Nos últimos anos, o trabalho mudou. O modelo híbrido se consolidou, a saúde mental ganhou protagonismo e as pessoas passaram a priorizar flexibilidade e qualidade de vida. O problema é que muitos benefícios ainda seguem um modelo engessado, que não acompanha essa nova realidade.
Vale-refeição e vale-alimentação continuam importantes, mas, sozinhos, já não são suficientes. Empresas que querem atrair, engajar e reter talentos precisam ir além.
O que são multibenefícios?
Na prática, os multibenefícios transformam o benefício em uma experiência personalizável.

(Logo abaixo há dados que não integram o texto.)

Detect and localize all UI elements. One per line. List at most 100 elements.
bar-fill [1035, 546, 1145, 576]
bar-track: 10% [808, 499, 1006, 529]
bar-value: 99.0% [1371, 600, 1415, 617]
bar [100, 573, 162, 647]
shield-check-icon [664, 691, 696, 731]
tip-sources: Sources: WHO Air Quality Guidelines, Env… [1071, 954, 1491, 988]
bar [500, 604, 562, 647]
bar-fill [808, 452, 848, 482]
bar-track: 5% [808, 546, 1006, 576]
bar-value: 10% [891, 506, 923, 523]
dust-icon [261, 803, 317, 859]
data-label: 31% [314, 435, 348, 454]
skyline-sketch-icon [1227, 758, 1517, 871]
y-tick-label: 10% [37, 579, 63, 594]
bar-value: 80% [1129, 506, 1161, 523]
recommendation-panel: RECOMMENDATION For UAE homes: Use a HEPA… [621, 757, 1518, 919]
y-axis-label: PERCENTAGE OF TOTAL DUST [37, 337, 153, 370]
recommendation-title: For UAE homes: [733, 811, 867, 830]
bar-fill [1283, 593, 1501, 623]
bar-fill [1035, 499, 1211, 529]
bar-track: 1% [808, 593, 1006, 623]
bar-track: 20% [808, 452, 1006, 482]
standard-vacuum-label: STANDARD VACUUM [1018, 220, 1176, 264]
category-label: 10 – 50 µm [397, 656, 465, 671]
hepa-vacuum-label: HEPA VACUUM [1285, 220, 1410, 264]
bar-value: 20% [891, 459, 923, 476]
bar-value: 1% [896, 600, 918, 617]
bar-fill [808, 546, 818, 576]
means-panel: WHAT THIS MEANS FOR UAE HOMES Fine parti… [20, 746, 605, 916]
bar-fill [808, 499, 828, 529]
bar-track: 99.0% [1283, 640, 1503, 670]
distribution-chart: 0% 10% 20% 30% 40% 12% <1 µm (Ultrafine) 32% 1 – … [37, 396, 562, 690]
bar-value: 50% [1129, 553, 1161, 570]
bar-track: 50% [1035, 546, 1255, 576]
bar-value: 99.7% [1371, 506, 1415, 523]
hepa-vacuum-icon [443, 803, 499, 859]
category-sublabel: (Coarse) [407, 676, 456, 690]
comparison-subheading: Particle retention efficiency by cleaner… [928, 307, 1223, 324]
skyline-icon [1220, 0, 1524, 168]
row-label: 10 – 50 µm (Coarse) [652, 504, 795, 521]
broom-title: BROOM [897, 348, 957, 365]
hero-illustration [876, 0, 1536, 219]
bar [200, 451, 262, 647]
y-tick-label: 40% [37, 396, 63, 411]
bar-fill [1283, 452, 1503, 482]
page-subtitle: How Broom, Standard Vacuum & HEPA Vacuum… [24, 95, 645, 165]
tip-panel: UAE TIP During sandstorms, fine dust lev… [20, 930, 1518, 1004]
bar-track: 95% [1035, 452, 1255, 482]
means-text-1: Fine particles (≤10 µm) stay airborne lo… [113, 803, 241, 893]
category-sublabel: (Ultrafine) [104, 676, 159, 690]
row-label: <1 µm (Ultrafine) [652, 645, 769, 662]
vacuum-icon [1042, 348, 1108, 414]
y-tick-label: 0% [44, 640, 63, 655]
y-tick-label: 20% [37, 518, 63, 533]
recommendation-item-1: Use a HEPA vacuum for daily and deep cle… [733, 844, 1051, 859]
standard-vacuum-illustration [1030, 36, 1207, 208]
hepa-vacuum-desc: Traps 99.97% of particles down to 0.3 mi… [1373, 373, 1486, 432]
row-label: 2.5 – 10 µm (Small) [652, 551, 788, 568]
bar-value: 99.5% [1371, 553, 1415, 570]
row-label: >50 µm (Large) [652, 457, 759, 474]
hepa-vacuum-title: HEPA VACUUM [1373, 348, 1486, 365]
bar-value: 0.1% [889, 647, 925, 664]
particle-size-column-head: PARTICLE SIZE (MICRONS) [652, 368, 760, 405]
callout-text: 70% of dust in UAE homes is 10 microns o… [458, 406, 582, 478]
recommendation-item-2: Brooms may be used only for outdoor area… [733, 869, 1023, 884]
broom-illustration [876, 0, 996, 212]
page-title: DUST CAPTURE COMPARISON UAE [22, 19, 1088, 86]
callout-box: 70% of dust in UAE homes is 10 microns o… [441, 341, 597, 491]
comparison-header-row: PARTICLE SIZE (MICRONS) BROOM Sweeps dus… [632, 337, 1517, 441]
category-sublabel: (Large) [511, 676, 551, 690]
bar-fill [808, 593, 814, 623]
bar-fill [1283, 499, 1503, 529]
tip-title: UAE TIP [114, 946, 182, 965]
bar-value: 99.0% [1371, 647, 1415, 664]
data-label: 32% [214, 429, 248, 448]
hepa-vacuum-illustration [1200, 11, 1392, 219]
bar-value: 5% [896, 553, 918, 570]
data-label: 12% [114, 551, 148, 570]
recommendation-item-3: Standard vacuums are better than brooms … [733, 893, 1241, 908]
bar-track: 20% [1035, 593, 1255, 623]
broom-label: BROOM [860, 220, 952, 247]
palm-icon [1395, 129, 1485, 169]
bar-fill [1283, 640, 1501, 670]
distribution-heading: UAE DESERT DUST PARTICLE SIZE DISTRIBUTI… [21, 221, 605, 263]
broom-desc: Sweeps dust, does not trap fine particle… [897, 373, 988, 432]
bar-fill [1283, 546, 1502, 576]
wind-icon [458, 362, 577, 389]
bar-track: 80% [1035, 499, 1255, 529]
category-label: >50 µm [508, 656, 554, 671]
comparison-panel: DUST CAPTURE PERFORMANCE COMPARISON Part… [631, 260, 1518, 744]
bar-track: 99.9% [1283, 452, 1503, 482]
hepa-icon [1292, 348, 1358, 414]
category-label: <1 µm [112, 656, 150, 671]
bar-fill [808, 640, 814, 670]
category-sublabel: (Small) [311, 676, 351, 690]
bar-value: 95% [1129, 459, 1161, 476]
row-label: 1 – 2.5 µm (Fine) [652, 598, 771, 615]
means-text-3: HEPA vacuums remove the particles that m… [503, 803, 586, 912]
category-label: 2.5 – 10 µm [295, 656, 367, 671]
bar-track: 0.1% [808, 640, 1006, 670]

Em vez de limitar o uso a categorias específicas, a empresa oferece um saldo flexível, geralmente em um único cartão com ampla aceitação e gestão via aplicativo, permitindo que cada colaborador utilize de acordo com sua realidade. Isso inclui:
Saúde e bem-estar: academias, farmácias, terapia
Home office: internet, energia elétrica
Educação: cursos, livros, especializações
Cultura e entretenimento: streaming, cinema, livrarias
Mobilidade: transporte, combustível, aplicativos
Mais do que um benefício, é liberdade de escolha.

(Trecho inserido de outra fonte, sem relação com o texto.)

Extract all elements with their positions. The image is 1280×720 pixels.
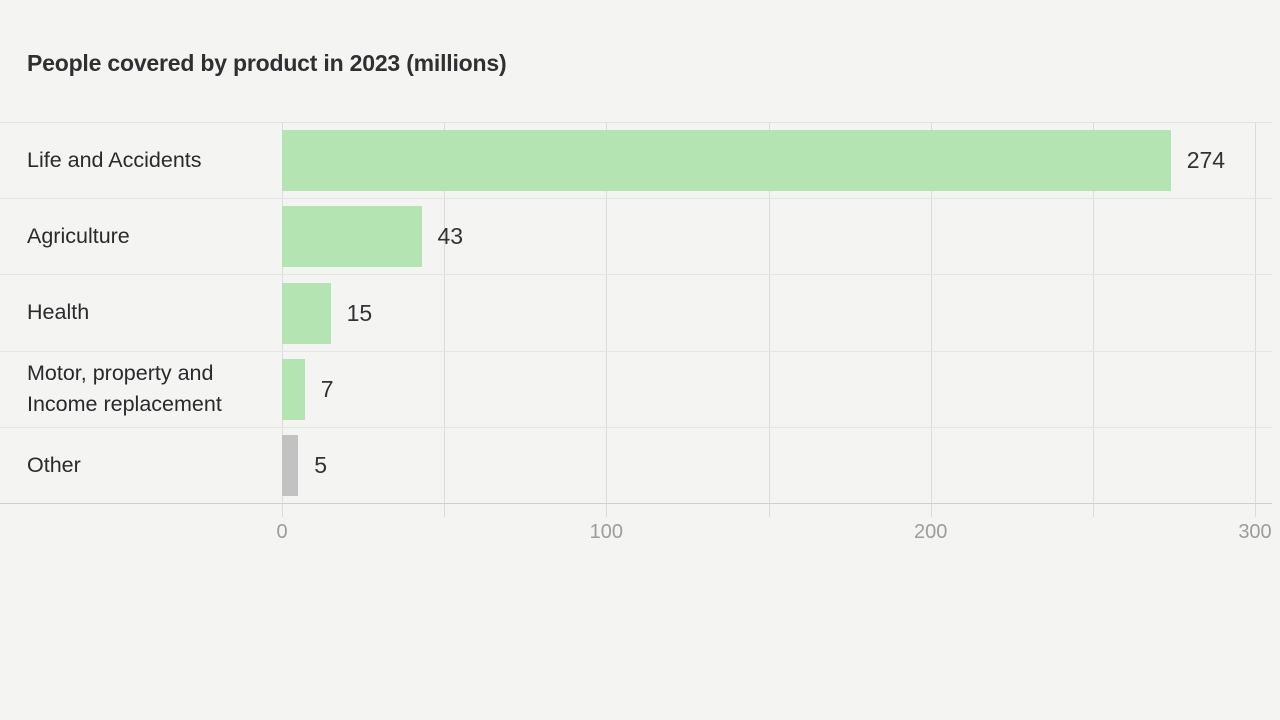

Por que os multibenefícios estão substituindo o modelo tradicional?
O modelo rígido ignora um ponto essencial: as pessoas são diferentes. Um profissional solteiro, um pai de família ou alguém em trabalho remoto têm necessidades completamente distintas — e esperam que a empresa reconheça isso.

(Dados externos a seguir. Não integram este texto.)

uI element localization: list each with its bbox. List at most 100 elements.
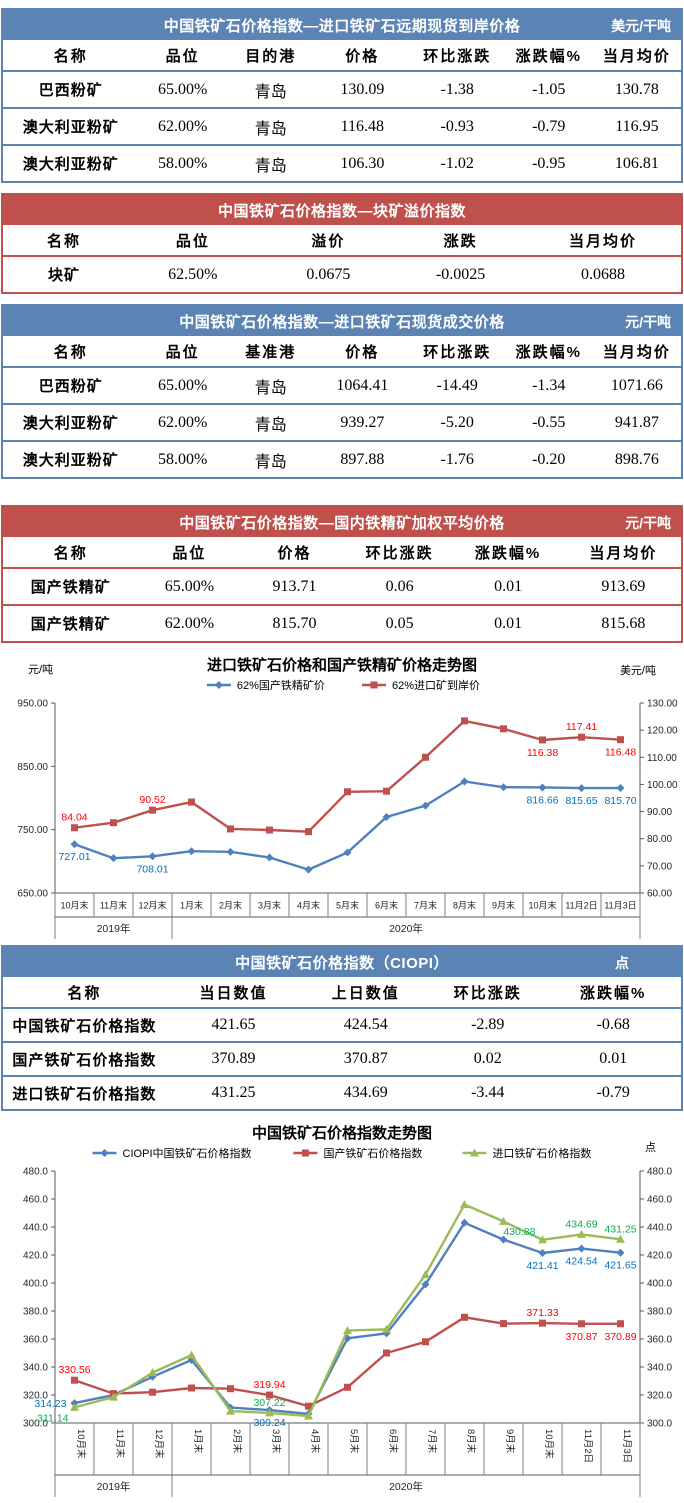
value-cell: 0.02 bbox=[473, 1050, 502, 1067]
x-axis-year-label: 2019年 bbox=[97, 922, 131, 935]
value-cell: 0.06 bbox=[385, 577, 414, 595]
diamond-marker-icon bbox=[577, 1244, 586, 1253]
column-header: 涨跌幅% bbox=[474, 544, 542, 562]
right-axis-tick-label: 340.0 bbox=[647, 1363, 672, 1374]
value-cell: 青岛 bbox=[254, 416, 287, 434]
value-cell: 130.78 bbox=[614, 80, 659, 98]
diamond-marker-icon bbox=[538, 1249, 547, 1258]
table-title: 中国铁矿石价格指数—块矿溢价指数 bbox=[217, 202, 466, 220]
diamond-marker-icon bbox=[421, 1280, 430, 1289]
table-row: 澳大利亚粉矿 62.00% 青岛 939.27 -5.20 -0.55 941.87 bbox=[3, 404, 681, 441]
data-point-label: 430.88 bbox=[503, 1226, 535, 1238]
x-axis-category-label: 10月末 bbox=[75, 1429, 87, 1459]
value-cell: 898.76 bbox=[614, 450, 659, 468]
x-axis-category-label: 10月末 bbox=[60, 900, 88, 911]
value-cell: 130.09 bbox=[340, 80, 385, 98]
x-axis-category-label: 11月末 bbox=[114, 1429, 126, 1458]
row-name-cell: 澳大利亚粉矿 bbox=[22, 156, 119, 173]
value-cell: 1064.41 bbox=[336, 376, 389, 394]
square-marker-icon bbox=[422, 753, 429, 761]
diamond-marker-icon bbox=[109, 854, 118, 863]
column-header: 品位 bbox=[165, 47, 200, 65]
value-cell: 431.25 bbox=[211, 1084, 256, 1101]
table-title-band: 中国铁矿石价格指数—进口铁矿石现货成交价格 元/干吨 bbox=[3, 306, 681, 336]
triangle-marker-icon bbox=[148, 1368, 157, 1377]
diamond-marker-icon bbox=[499, 1235, 508, 1244]
table-unit: 美元/干吨 bbox=[611, 18, 671, 34]
value-cell: 62.00% bbox=[158, 117, 208, 135]
value-cell: -0.79 bbox=[596, 1084, 630, 1101]
triangle-marker-icon bbox=[460, 1200, 469, 1209]
diamond-marker-icon bbox=[421, 801, 430, 810]
value-cell: 58.00% bbox=[158, 154, 208, 172]
right-axis-tick-label: 130.00 bbox=[647, 699, 678, 710]
value-cell: 青岛 bbox=[254, 453, 287, 471]
square-marker-icon bbox=[305, 828, 312, 836]
data-point-label: 434.69 bbox=[565, 1218, 597, 1230]
column-header: 品位 bbox=[165, 343, 200, 361]
square-marker-icon bbox=[344, 1383, 351, 1391]
square-marker-icon bbox=[266, 1391, 273, 1399]
left-axis-tick-label: 480.0 bbox=[23, 1167, 48, 1178]
x-axis-year-label: 2020年 bbox=[389, 922, 423, 935]
square-marker-icon bbox=[71, 1376, 78, 1384]
x-axis-category-label: 12月末 bbox=[138, 900, 166, 911]
column-header: 名称 bbox=[67, 984, 102, 1002]
column-header: 名称 bbox=[47, 232, 82, 250]
table-unit: 点 bbox=[615, 955, 629, 971]
x-axis-category-label: 11月2日 bbox=[582, 1429, 593, 1463]
value-cell: 0.01 bbox=[599, 1050, 628, 1067]
square-marker-icon bbox=[617, 1320, 624, 1328]
column-header: 当月均价 bbox=[602, 343, 671, 361]
value-cell: 62.00% bbox=[164, 614, 215, 632]
value-cell: 0.0675 bbox=[306, 265, 351, 283]
right-axis-tick-label: 100.00 bbox=[647, 780, 678, 791]
column-header-row: 名称 品位 溢价 涨跌 当月均价 bbox=[3, 225, 681, 256]
right-axis-tick-label: 400.0 bbox=[647, 1279, 672, 1290]
column-header: 名称 bbox=[53, 343, 88, 361]
column-header: 环比涨跌 bbox=[453, 984, 522, 1002]
left-axis-tick-label: 360.0 bbox=[23, 1335, 48, 1346]
value-cell: 116.95 bbox=[615, 117, 659, 135]
table-title: 中国铁矿石价格指数—国内铁精矿加权平均价格 bbox=[179, 514, 505, 532]
column-header: 价格 bbox=[277, 544, 312, 562]
value-cell: -0.79 bbox=[532, 117, 566, 135]
table-row: 进口铁矿石价格指数 431.25 434.69 -3.44 -0.79 bbox=[3, 1076, 681, 1109]
row-name-cell: 进口铁矿石价格指数 bbox=[12, 1085, 157, 1103]
value-cell: 0.05 bbox=[385, 614, 414, 632]
x-axis-category-label: 3月末 bbox=[270, 1429, 282, 1454]
x-axis-category-label: 1月末 bbox=[180, 900, 203, 911]
triangle-marker-icon bbox=[421, 1270, 430, 1279]
data-point-label: 319.94 bbox=[253, 1379, 285, 1391]
square-marker-icon bbox=[383, 1349, 390, 1357]
left-axis-tick-label: 400.0 bbox=[23, 1279, 48, 1290]
square-marker-icon bbox=[110, 819, 117, 827]
column-header: 名称 bbox=[53, 47, 88, 65]
square-marker-icon bbox=[266, 826, 273, 834]
square-marker-icon bbox=[578, 733, 585, 741]
column-header: 目的港 bbox=[245, 47, 297, 65]
square-marker-icon bbox=[383, 787, 390, 795]
data-point-label: 421.65 bbox=[604, 1260, 636, 1272]
square-marker-icon bbox=[500, 725, 507, 733]
value-cell: -1.02 bbox=[440, 154, 474, 172]
data-point-label: 370.89 bbox=[604, 1331, 636, 1343]
square-marker-icon bbox=[617, 736, 624, 744]
chart-title: 中国铁矿石价格指数走势图 bbox=[252, 1124, 432, 1142]
column-header: 当日数值 bbox=[199, 984, 268, 1002]
square-marker-icon bbox=[461, 1313, 468, 1321]
table-row: 澳大利亚粉矿 62.00% 青岛 116.48 -0.93 -0.79 116.95 bbox=[3, 108, 681, 145]
left-axis-unit: 元/吨 bbox=[28, 663, 53, 676]
data-point-label: 116.38 bbox=[527, 747, 558, 759]
column-header: 名称 bbox=[53, 544, 88, 562]
legend-label: 进口铁矿石价格指数 bbox=[492, 1146, 591, 1160]
value-cell: 815.70 bbox=[272, 614, 317, 632]
price-table: 名称 品位 溢价 涨跌 当月均价 块矿 62.50% 0.0675 -0.0025 0.0688 bbox=[3, 225, 681, 292]
data-point-label: 815.65 bbox=[565, 795, 597, 807]
triangle-marker-icon bbox=[577, 1229, 586, 1238]
x-axis-category-label: 11月3日 bbox=[621, 1429, 632, 1463]
diamond-marker-icon bbox=[460, 1218, 469, 1227]
square-marker-icon bbox=[370, 681, 378, 689]
row-name-cell: 巴西粉矿 bbox=[38, 378, 103, 395]
row-name-cell: 澳大利亚粉矿 bbox=[22, 452, 119, 469]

É aqui que entram os principais pilares dessa mudança:
1. Flexibilidade real
O mercado de trabalho passou a valorizar autonomia. Segundo o relatório Global Talent Trends do LinkedIn, a flexibilidade está entre os principais fatores na decisão de um candidato. Com multibenefícios, o colaborador deixa de se adaptar ao benefício e o benefício passa a se adaptar à vida dele.
2. Eficiência operacional para o RH
Gerenciar múltiplos fornecedores, regras e exceções consome tempo e energia do RH. Com uma plataforma de multibenefícios, a gestão se torna centralizada, simples e orientada por dados. Na prática, o RH:
Reduz erros operacionais
Ganha agilidade na gestão
Sai do operacional e atua de forma mais estratégica
3. Adaptação às normas e ao novo cenário regulatório
Com a evolução do Programa de Alimentação do Trabalhador (PAT), conceitos como portabilidade e interoperabilidade ganharam força. Os multibenefícios já nascem alinhados a esse novo cenário — oferecendo mais liberdade para o colaborador e mais segurança para a empresa.
Além disso, temas como saúde mental (com maior atenção regulatória a partir de 2026) deixam de ser diferenciais e passam a ser parte essencial da proposta de valor das empresas.
O que muda na prática para a empresa?
Adotar multibenefícios não é apenas modernizar o benefício — é evoluir a forma de gerir pessoas. Na prática, a empresa:
Aumenta a percepção de valor sem necessariamente aumentar custos
Reduz a complexidade operacional
Fortalece a marca empregadora
Ganha dados para decisões mais estratégicas
Atende diferentes perfis de colaboradores com uma única solução
O impacto na atração e retenção de talentos
O custo de perder um talento é alto e muitas vezes invisível. Segundo a Robert Half, benefícios atrativos são decisivos para a maioria dos profissionais na escolha entre empresas.
Em um mercado competitivo, oferecer flexibilidade, apoio à saúde mental e incentivo ao desenvolvimento pode ser o fator decisivo. Mais do que oferecer benefícios, a empresa passa a comunicar: “Nós entendemos quem você é e respeitamos o seu estilo de vida.”
Conclusão
Multibenefícios não são apenas uma inovação tecnológica, eles são uma mudança de mentalidade. É a transição de um RH operacional para um RH estratégico, focado em experiência, bem-estar e resultados.
Se a sua empresa ainda opera no modelo tradicional, talvez já esteja perdendo competitividade sem perceber. A pergunta não é mais se essa mudança vai acontecer, mas quando sua empresa vai acompanhar.